La palma de Darlene estaba roja, y también sus ojos.

Todo su cuerpo temblaba violentamente de ira y odio.

No había nada más que tomar a su lado.

Mientras su ira aumentaba, agarró el teléfono móvil que estaba al lado y lo estrelló en la cabeza de Avery.

—¡Fuera, fuera!

La frente de Avery fue golpeada por la esquina del teléfono.

Su frente estaba amoratada y la sangre fluía por sus cejas.

El color de la sangre se reflejó en sus ojos, haciendo que sus ojos se enrojecieran aún más.

Agarró la almohada a su lado y la arrojó de nuevo sin dudarlo.

Deseaba tener un cuchillo o un vaso a mano.

Solo eso podría desahogar su odio.

Gritó histéricamente:
—¡Avery, quítate de mi vista!

¡Fuera de aquí!

¡Vete!

Avery levantó la mano y se limpió la frente.

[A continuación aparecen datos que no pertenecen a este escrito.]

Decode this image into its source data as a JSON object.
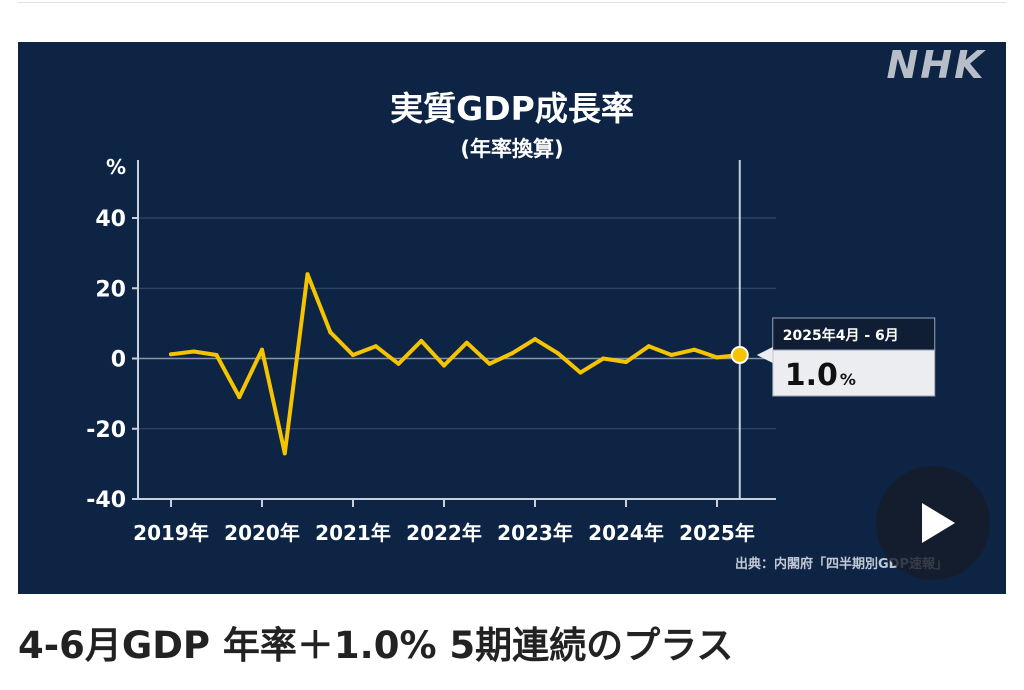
{
  "brand": {
    "logo_text": "NHK"
  },
  "chart": {
    "title": "実質GDP成長率",
    "subtitle": "(年率換算)",
    "unit_label": "%",
    "source": "出典：内閣府「四半期別GDP速報」",
    "callout": {
      "period": "2025年4月 - 6月",
      "value": "1.0",
      "unit": "%"
    }
  },
  "chart_data": {
    "type": "line",
    "title": "実質GDP成長率",
    "subtitle": "(年率換算)",
    "ylabel": "%",
    "ylim": [
      -40,
      50
    ],
    "yticks": [
      40,
      20,
      0,
      -20,
      -40
    ],
    "ytick_labels": [
      "40",
      "20",
      "0",
      "-20",
      "-40"
    ],
    "x_categories": [
      "2019年",
      "2020年",
      "2021年",
      "2022年",
      "2023年",
      "2024年",
      "2025年"
    ],
    "grid": true,
    "colors": {
      "background": "#0d2445",
      "line": "#f5c400",
      "grid": "#3a4f70",
      "axis": "#c9d0dc",
      "text": "#ffffff"
    },
    "series": [
      {
        "x": [
          "2019年1-3月",
          "2019年4-6月",
          "2019年7-9月",
          "2019年10-12月",
          "2020年1-3月",
          "2020年4-6月",
          "2020年7-9月",
          "2020年10-12月",
          "2021年1-3月",
          "2021年4-6月",
          "2021年7-9月",
          "2021年10-12月",
          "2022年1-3月",
          "2022年4-6月",
          "2022年7-9月",
          "2022年10-12月",
          "2023年1-3月",
          "2023年4-6月",
          "2023年7-9月",
          "2023年10-12月",
          "2024年1-3月",
          "2024年4-6月",
          "2024年7-9月",
          "2024年10-12月",
          "2025年1-3月",
          "2025年4-6月"
        ],
        "values": [
          1.2,
          2.0,
          1.0,
          -11.0,
          2.5,
          -27.0,
          24.0,
          7.5,
          1.0,
          3.5,
          -1.5,
          5.0,
          -2.0,
          4.5,
          -1.5,
          1.5,
          5.5,
          1.5,
          -4.0,
          0.0,
          -1.0,
          3.5,
          1.0,
          2.5,
          0.3,
          1.0
        ]
      }
    ]
  },
  "headline": {
    "text": "4-6月GDP 年率＋1.0% 5期連続のプラス"
  },
  "player": {
    "play_icon": "play-icon"
  }
}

La sangre goteaba de su palma.

Estaba completamente perdido mientras intentaba consolarla:
—Darlene, vamos.

Escúchame…

Ella se arrancó directamente la jeringa de la mano, levantó la mano para tomar la botella de suero, y se la arrojó.

—¡Lárgate!

Avery no tuvo tiempo de detenerla.

La jeringa en su mano ya había sido arrancada, y la sangre fluía desde el dorso de su mano.

Estaba fuera de control.

Él se arrepintió de mencionar a Nigel.

Retrocedió unos pasos.

—Está bien, me iré.

Cálmate.

Llamaré al médico para que venga y te ponga una nueva inyección.

Darlene lo fulminó con la mirada.

Lo odiaba tanto que deseaba que sus ojos se convirtieran en cuchillos para cortar su carne y sangre.

Estaba tan enfadada porque él seguía exponiendo casualmente su cicatriz y actuando como si nada hubiera pasado.

¡Esto era inadmisible!

Avery retrocedió hasta la puerta y la abrió.

—Está bien, me voy.

Cálmate.

Salió y cerró la puerta.

Los gritos en la habitación finalmente cesaron.

Llamó a la enfermera para que entrara y le pusiera otra inyección a Darlene.

Se sentó en la silla del pasillo.

Cuando sacó el paquete de cigarrillos, se dio cuenta de que quería fumar de nuevo.

No era un fumador habitual.

Acababa de fumar abajo en el hospital.

Avery recordó que a Darlene no le gustaba el olor a humo e incluso lo odiaba mucho.

No debería estar fumando.

Tal vez debería encontrar una manera de dejarlo.

Pensando en esto, guardó la cajetilla de cigarrillos y no lo encendió.

En el pasillo, un médico se acercó corriendo y dijo ansiosamente:
—Sr.

Gallard, la abuela de su esposa sufrió un ataque al corazón repentino y acaba de fallecer.